The problem, Caper believes, is that the nation’s health care is driven not by the public good, but by the bottom line.

“Health-care costs are literally out of control, and there’s no near-term prospect that they will be controlled, because the United States is the only wealthy country in the world without a universal, government-managed health-care system,” he said.

“(Health-care) systems in other countries cover everybody, they get better results than we do, they’re better-liked by the public – and, by the way, they cost on average about half what the U.S. pays,” he said.
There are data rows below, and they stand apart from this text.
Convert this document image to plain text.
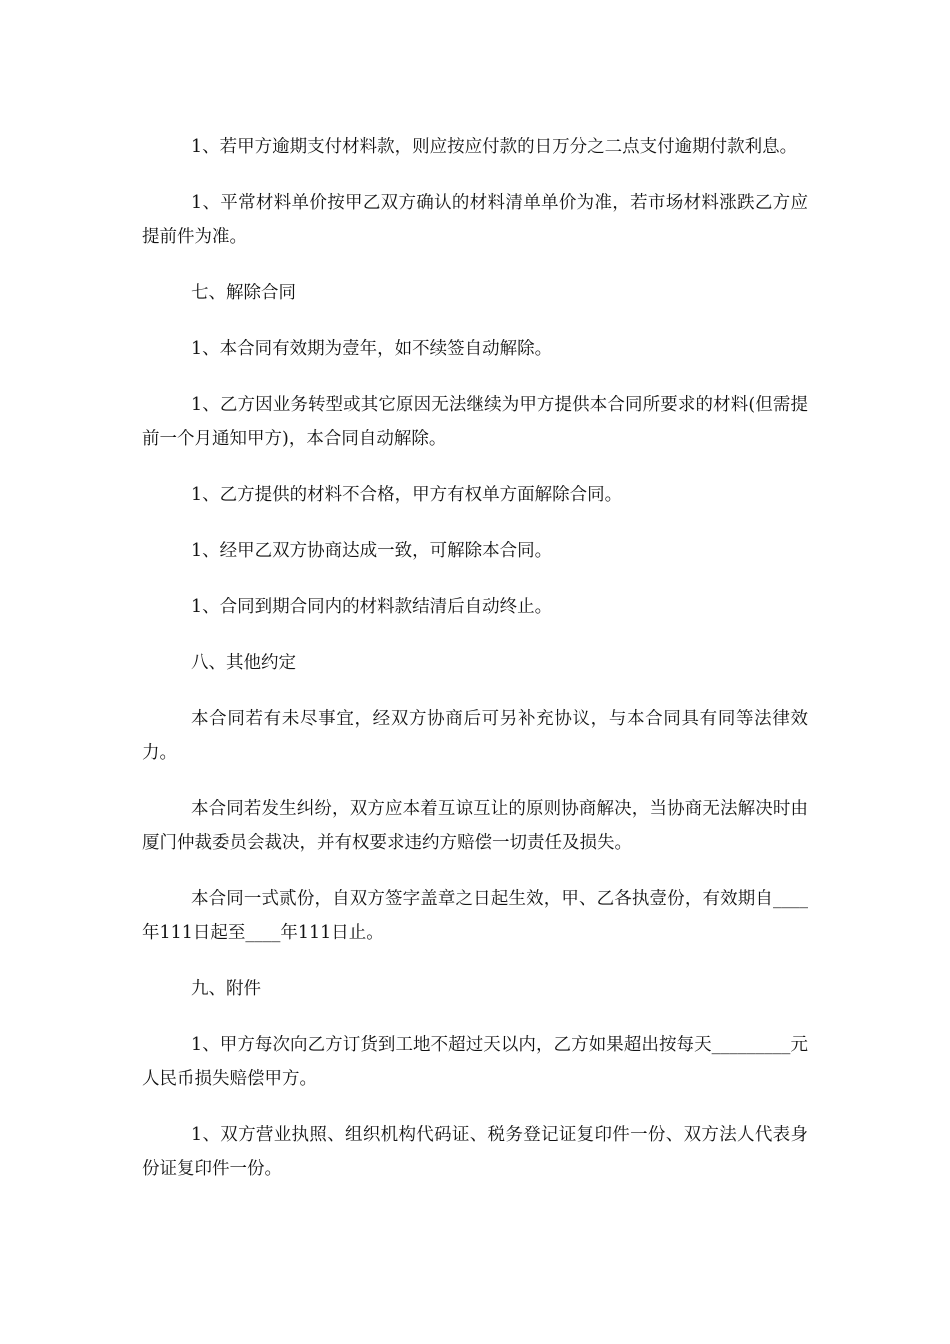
1、若甲方逾期支付材料款，则应按应付款的日万分之二点支付逾期付款利息。

1、平常材料单价按甲乙双方确认的材料清单单价为准，若市场材料涨跌乙方应提前件为准。

七、解除合同

1、本合同有效期为壹年，如不续签自动解除。

1、乙方因业务转型或其它原因无法继续为甲方提供本合同所要求的材料(但需提前一个月通知甲方)，本合同自动解除。

1、乙方提供的材料不合格，甲方有权单方面解除合同。

1、经甲乙双方协商达成一致，可解除本合同。

1、合同到期合同内的材料款结清后自动终止。

八、其他约定

本合同若有未尽事宜，经双方协商后可另补充协议，与本合同具有同等法律效力。

本合同若发生纠纷，双方应本着互谅互让的原则协商解决，当协商无法解决时由厦门仲裁委员会裁决，并有权要求违约方赔偿一切责任及损失。

本合同一式贰份，自双方签字盖章之日起生效，甲、乙各执壹份，有效期自____年111日起至____年111日止。

九、附件

1、甲方每次向乙方订货到工地不超过天以内，乙方如果超出按每天_________元人民币损失赔偿甲方。

1、双方营业执照、组织机构代码证、税务登记证复印件一份、双方法人代表身份证复印件一份。
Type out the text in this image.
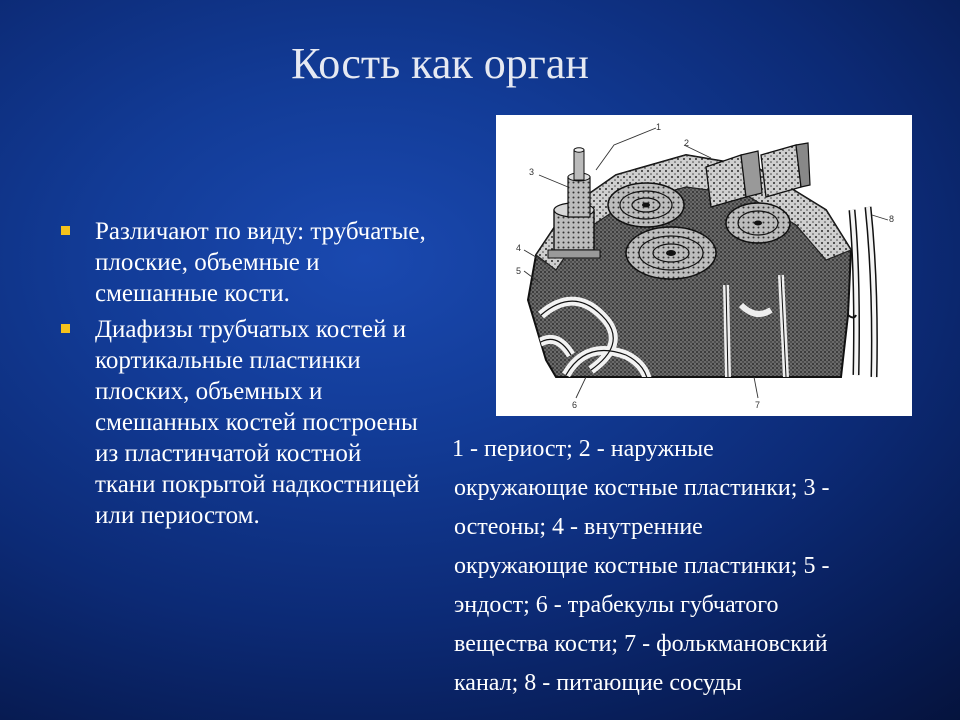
Кость как орган
Различают по виду: трубчатые, плоские, объемные и смешанные кости.
Диафизы трубчатых костей и кортикальные пластинки плоских, объемных и смешанных костей построены из пластинчатой костной ткани покрытой надкостницей или периостом.
1
2
3
4
5
6	7
8
1 - периост; 2 - наружные
окружающие костные пластинки; 3 -
остеоны; 4 - внутренние
окружающие костные пластинки; 5 -
эндост; 6 - трабекулы губчатого
вещества кости; 7 - фолькмановский
канал; 8 - питающие сосуды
Meanwhile, a lawsuit was filed last week against the federal Department of Health and Human Services to block Medicaid cuts proposed by Gov. Paul LePage that would eliminate coverage for 6,000 Mainers.

The department recently allowed some of the cuts LePage proposed as a way to cope with the state’s budget shortfall.

Caper called the cuts “wrong-headed” because they simply shift health-care costs elsewhere. And he said the cuts will probably increase overall costs, as uninsured people end up sicker and being treated in hospital emergency rooms.

MaineCare, the state’s Medicaid program, is being targeted, he said, because “it’s a program that’s perceived as welfare, with a stigma, instead of providing a basic human right.”

The Maine AllCare forum starts at 11:30 a.m. at St. Luke’s Episcopal Cathedral, 143 State St. The event is free and open to the public.